Al XV RomaFilmFestival: Omaggio a Pupi Avati

Pupi Avati: un poeta fuori dal coro, recita il titolo della rassegna-omaggio.

Questa la dichiarazione del direttore Adriano Pintaldi:«Pupi, è un amico prezioso che conosco e stimo da sempre, è un autore poliedrico e anomalo nel panorama del cinema italiano che mi sono permesso di definire “un poeta fuori dal coro”, non solo per il suo inconfondibile tratto narrativo, ma anche per la sua totale autonomia, che lo ha reso libero di operare sempre le sue scelte artistiche e produttive, al di fuori dalle mode e dalle tendenze commerciali del momento.

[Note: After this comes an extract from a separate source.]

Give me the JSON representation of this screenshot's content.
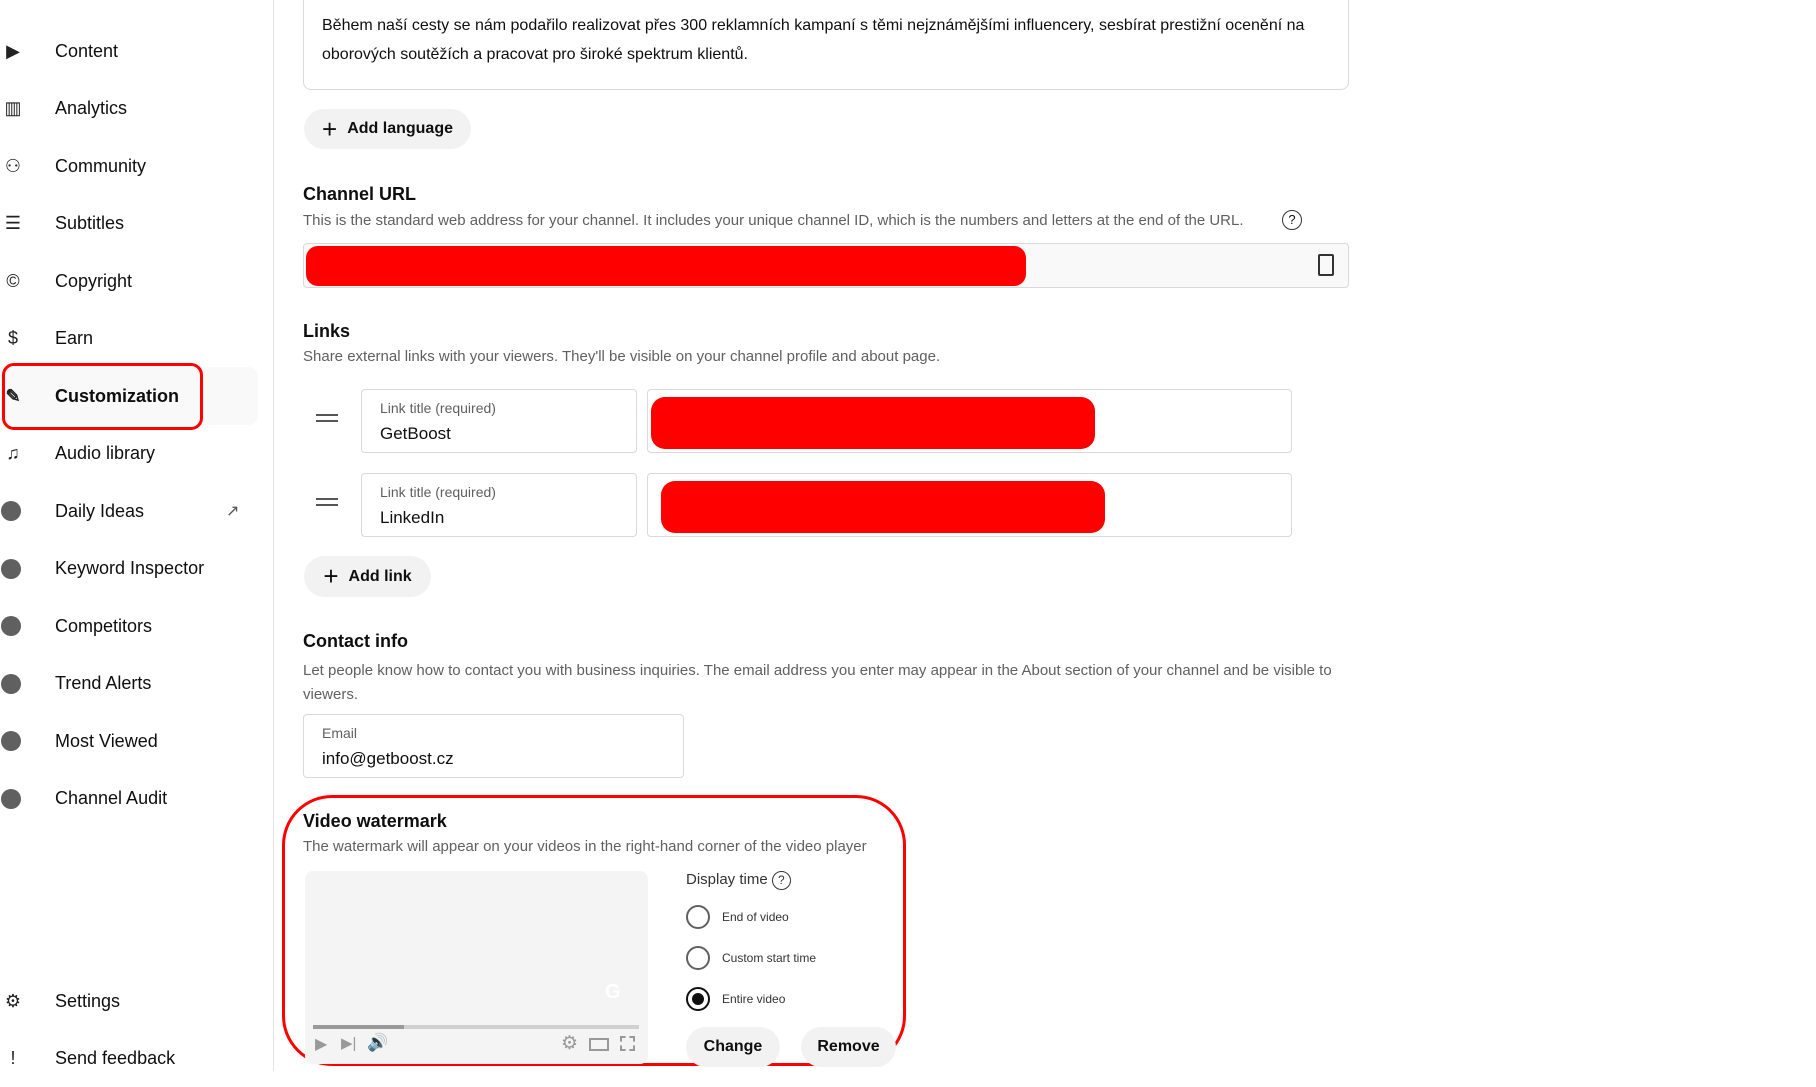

Pupi, è un autore che nel libro d’oro del Grande Cinema Italiano occupa indubbiamente un posto di spicco, un posto di preminenza assoluta, conquistato con il suo infaticabile lavoro e con la sua personalità tanto forte quanto discreta in quarant’anni di carriera che l’hanno visto, anno dopo anno, realizzare un nuovo film sempre stimolante, sempre affascinante, sempre diverso dai precedenti. Lui ha in sé tre figure professionali presenti nel cinema: quella dello scrittore/sceneggiatore, quella del regista e, non ultima, quella del musicista – mancato come dice sempre – che gli permettono di muoversi in modo ampio e completo nell’approccio con una nuova storia da raccontare. La sua è una cinematografia complessa, mai uguale a sé stessa perché spazia da racconti intimisti e a volte autobiografici a storie fantastiche, dall’horror al film in costume, dal musical alle commedie agrodolci, cambiando di volta in volta i registri musicali come quando si suona uno strumento».